The 586-square-mile site was selected by the U.S. Army Corps of Engineers in 1943 for its relatively remote location and access to the Columbia River. The nearby town of Richland was merely a village at the time. One of the most stirring sites is one of the few remaining signs, that of the Hanford High School, part of the original Town of Hanford, whose residents were evicted by the federal government to create the Hanford nuclear site. The remains of the high school are a reminder of the high cost paid by area residents who were forced to give up their homes. The Hanford High School is now preserved by the National Park Service and will tell the story of the citizens whose lives were dramatically impacted by Hanford’s role in the top-secret Manhattan Project at the height of World War II.
The work at the site continued to play a crucial role during the Cold War, and Hanford operated for more than 40 years before decommissioning the last reactor in 1987. Now, after decades of cleanup efforts, successful progress has allowed the opening of sites such as the historic B Reactor to the public. Last year, more than 10,000 people visited the site.

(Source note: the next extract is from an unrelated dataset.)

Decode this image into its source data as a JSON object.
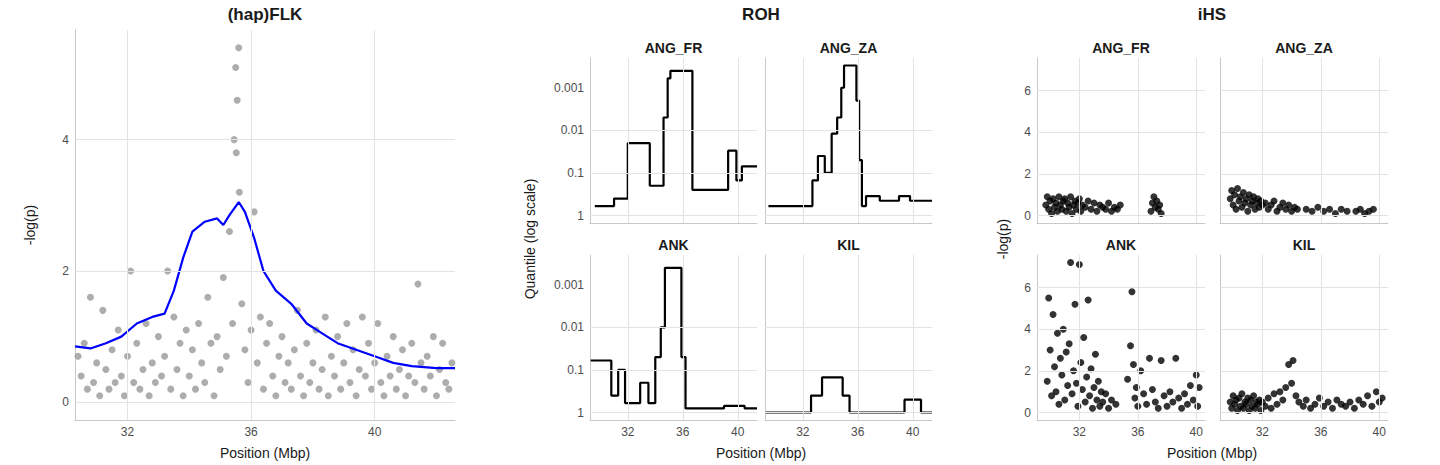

With the lifting of the age-restriction, third and fourth-graders from White Bluffs Elementary School visited the Park’s opening ceremony last week at the B Reactor, and they are just the first of waves of schoolchildren who will have the opportunity to ask questions and have their imaginations stirred about the contribution of Hanford to breakthroughs in science.
I applaud the bipartisan effort and hard work of all of those whose commitment made this National Park a reality. I will continue to support timely cleanup efforts, and as those efforts come to fruition, I will work to support opening additional sites for public access—because the story of the people who played a critical role, and whose lives were forever impacted by Hanford, deserves to be told.